Por otra parte, sea cual sea el destino del mundo, tome este el aspecto que tome, siempre habrá locos.
Unos locos que en sus acciones están divulgando que tantas formas de injusticia, incluida la muerte, permanecen activas, al tiempo que proponen cómo lucir mejor el estandarte contra ellas.
En realidad, se trata de tipos que reparten linternas con las que alumbrarnos en la oscuridad.
Frente a ellos, frente a los hijos de Caín que bucean, escalan, se lanzan desde la estratosfera, o han buceado, escalado y se han lanzado desde la estratosfera, se encuentran quienes aguardan al espectáculo del Apocalipsis con un deseo contenido:
Los que consideran que el Apocalipsis es la única película que les queda por ver desde su sofá, los que ya se hicieron fotos agotando todos los rincones de las guías turísticas, los que ya bebieron desde un matarratas hasta el champán más aristocrático.
Los que necesitan un pretexto como ese, la inminencia del fin del mundo, o gritar que el mundo es una mierda, para justificar que ya pueden volver a fumar, que pueden ser unos canallas, que les está permitido irse a un club de carretera, que pueden faltar a la responsabilidad con sus compañeros de trabajo o con su familia.
Que incluso pueden cometer un crimen como respuesta a alguno de los verdaderos motivos que impulsan a los criminales: que no le salió bien la lazada del zapato, o que el nudo de la corbata quedó torcido, o que había una mancha de mahonesa en el pantalón, una mancha que descubrió demasiado tarde, cuando recibía a su primer cliente, cuando ya no disponía de tiempo para mudarse.

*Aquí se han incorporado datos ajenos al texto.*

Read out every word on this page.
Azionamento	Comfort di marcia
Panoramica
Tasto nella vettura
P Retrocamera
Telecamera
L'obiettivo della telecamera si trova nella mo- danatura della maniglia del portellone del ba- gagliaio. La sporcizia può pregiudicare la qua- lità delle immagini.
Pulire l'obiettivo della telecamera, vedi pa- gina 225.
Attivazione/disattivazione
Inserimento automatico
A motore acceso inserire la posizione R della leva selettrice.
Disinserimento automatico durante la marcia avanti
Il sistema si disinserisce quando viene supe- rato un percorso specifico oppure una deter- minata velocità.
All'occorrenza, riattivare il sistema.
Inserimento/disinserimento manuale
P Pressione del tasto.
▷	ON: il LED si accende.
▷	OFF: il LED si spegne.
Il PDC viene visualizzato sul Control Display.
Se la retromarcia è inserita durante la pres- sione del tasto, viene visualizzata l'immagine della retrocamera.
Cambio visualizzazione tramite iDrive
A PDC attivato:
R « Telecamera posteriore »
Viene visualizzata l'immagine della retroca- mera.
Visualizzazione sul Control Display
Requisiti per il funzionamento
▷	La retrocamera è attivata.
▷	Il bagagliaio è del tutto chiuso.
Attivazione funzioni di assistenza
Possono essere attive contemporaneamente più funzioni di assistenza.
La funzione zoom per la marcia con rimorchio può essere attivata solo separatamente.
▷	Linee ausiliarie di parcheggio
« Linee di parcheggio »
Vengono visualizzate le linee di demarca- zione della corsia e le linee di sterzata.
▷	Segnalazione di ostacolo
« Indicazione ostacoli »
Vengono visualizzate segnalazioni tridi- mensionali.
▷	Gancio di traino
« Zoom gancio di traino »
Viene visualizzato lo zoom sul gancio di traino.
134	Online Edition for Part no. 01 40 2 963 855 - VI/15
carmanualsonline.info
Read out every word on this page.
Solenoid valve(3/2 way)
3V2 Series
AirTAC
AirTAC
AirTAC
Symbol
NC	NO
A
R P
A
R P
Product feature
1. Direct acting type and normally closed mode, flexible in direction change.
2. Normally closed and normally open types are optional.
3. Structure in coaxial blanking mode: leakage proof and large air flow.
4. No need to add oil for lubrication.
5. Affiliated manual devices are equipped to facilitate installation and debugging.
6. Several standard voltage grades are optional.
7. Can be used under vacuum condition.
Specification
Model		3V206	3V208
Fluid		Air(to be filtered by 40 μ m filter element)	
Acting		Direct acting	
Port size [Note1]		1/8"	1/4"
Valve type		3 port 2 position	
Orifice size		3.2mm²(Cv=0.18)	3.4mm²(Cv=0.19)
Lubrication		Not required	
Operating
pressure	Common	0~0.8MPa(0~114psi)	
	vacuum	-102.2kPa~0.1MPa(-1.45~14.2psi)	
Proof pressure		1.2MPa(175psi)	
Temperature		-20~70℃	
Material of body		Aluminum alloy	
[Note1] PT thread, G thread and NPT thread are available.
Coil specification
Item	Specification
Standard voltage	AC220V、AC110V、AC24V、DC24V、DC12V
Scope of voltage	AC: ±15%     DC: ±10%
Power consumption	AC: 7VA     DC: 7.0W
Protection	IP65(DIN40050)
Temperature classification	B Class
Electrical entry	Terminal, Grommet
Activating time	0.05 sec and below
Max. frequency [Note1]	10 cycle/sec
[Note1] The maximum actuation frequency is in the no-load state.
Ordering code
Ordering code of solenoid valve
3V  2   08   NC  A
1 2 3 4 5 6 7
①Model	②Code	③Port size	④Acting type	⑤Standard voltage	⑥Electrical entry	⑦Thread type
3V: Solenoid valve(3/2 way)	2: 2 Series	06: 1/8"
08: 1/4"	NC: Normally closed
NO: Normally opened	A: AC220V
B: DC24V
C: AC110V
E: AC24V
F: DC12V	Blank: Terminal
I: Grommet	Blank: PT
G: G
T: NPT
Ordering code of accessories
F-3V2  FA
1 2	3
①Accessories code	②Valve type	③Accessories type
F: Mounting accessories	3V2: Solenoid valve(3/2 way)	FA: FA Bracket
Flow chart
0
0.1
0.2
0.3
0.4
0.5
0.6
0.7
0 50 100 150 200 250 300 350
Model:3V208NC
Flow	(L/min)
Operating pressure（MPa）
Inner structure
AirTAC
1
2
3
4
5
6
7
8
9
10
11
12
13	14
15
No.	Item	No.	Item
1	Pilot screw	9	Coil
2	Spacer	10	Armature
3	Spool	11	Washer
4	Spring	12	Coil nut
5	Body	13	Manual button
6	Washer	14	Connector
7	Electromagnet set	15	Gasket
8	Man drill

La pregunta, pues, es ésta:
¿Por qué los protagonistas de este libro no se suicidan?
Conscientes de que pertenecieron a la congregación de los locos de la linterna, ahora les pesa el conformarse con aguardar al Apocalipsis mirando a través de la ventana.
Pero ellos, como tantos otros de los que estamos aquí, eligen vivir porque en el último segundo, maldita sea, justo antes de dar el brinco hacia los búfalos de la noche, se dan cuenta de que no les apetece nada morirse solos.